Le 16 juin dernier dans le journal Metro, le chroniqueur David Descôteaux, chercheur associé à l'Institut économique de Montréal (IÉM), attribue le prix élevé (selon lui) des aliments québécois au «lobby agricole», à la gestion de l’offre et à la mise en marché collective. Le chroniqueur met également en cause le principe d’association accréditée en agriculture en saluant la création du Conseil des entrepreneurs agricoles (CEA), fondé selon lui par «les producteurs de céréales, de sirop d’érable et les jardiniers maraîchers», qui «commencent à en avoir ras-le-bol de ce système digne des années soviétiques».
«Dans vraie vie», le chercheur associé ne fait que relayer une position connue de l’IÉM au regard de la gestion de l’offre. Cette dernière va toutefois à l’encontre de recherches sérieuses sur le sujet, comme en témoigne de récentes études (2008) du Groupe AGÉCO analysant la performance comparée des systèmes de régulation du Canada, des États-Unis, de la France, de l’Australie et de la Nouvelle-Zélande. Selon ces études, la déréglementation en Australie, citée en exemple par le chroniqueur, s’est faite au détriment des producteurs, sans bénéfice pour les consommateurs.

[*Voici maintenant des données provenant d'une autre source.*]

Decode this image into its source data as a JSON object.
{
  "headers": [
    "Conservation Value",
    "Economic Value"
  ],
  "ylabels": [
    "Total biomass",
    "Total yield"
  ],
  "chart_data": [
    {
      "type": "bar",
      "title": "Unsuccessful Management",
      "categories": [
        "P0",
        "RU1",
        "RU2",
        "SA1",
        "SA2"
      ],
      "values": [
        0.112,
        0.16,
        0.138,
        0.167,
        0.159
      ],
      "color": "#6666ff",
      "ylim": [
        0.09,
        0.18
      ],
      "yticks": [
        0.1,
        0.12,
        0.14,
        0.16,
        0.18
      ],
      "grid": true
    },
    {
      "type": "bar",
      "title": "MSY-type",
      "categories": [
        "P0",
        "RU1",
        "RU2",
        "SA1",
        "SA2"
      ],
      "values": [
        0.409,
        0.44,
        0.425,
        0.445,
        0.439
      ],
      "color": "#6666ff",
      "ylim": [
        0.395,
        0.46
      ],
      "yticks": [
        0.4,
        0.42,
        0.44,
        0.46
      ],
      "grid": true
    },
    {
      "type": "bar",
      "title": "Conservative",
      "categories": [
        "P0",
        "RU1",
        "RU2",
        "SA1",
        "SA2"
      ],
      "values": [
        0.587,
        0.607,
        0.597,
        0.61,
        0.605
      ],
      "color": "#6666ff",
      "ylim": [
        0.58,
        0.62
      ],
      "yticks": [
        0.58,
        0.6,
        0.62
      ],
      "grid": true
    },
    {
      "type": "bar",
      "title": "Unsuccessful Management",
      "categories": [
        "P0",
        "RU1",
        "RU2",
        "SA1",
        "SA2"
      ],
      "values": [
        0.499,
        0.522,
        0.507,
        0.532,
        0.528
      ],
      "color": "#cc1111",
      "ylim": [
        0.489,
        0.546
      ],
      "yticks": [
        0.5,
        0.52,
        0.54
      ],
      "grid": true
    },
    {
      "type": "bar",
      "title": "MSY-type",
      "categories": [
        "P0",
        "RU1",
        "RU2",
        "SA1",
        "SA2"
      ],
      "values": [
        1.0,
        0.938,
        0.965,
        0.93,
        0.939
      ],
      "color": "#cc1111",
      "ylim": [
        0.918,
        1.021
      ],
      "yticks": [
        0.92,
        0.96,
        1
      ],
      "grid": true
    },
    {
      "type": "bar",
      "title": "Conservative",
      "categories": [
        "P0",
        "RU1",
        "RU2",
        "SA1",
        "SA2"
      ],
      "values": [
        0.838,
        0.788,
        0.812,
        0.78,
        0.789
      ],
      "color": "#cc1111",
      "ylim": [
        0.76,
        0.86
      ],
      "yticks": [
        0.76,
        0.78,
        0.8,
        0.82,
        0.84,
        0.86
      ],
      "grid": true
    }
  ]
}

Ajoutons que le chroniqueur, comme la grande majorité des opposants à la gestion de l’offre et à la mise en marché collective, passe sous silence l’impact des marges exorbitantes prises par les intermédiaires sur la facture du panier d’épicerie. À titre d’exemple, un fromage vendu 14 $ le kilogramme par une fromagerie au distributeur est revendu 19 $ le kilogramme au détaillant, qui lui le revend 42 $ le kilogramme au consommateur. Le même phénomène existe aux États-Unis (un autre système cité en exemple par M. Descôteaux), alors qu’un producteur américain reçoit en moyenne 56¢ pour une livre de bacon (vendu au consommateur 3,29$), 79¢ pour une douzaine d’œufs (vendue 2,19$ au consommateur), 91¢ la livre pour une surlonge de bœuf (vendue 6,99$ la livre au consommateur) et 14¢ pour une boîte de céréales (vendue 4,95$ au consommateur).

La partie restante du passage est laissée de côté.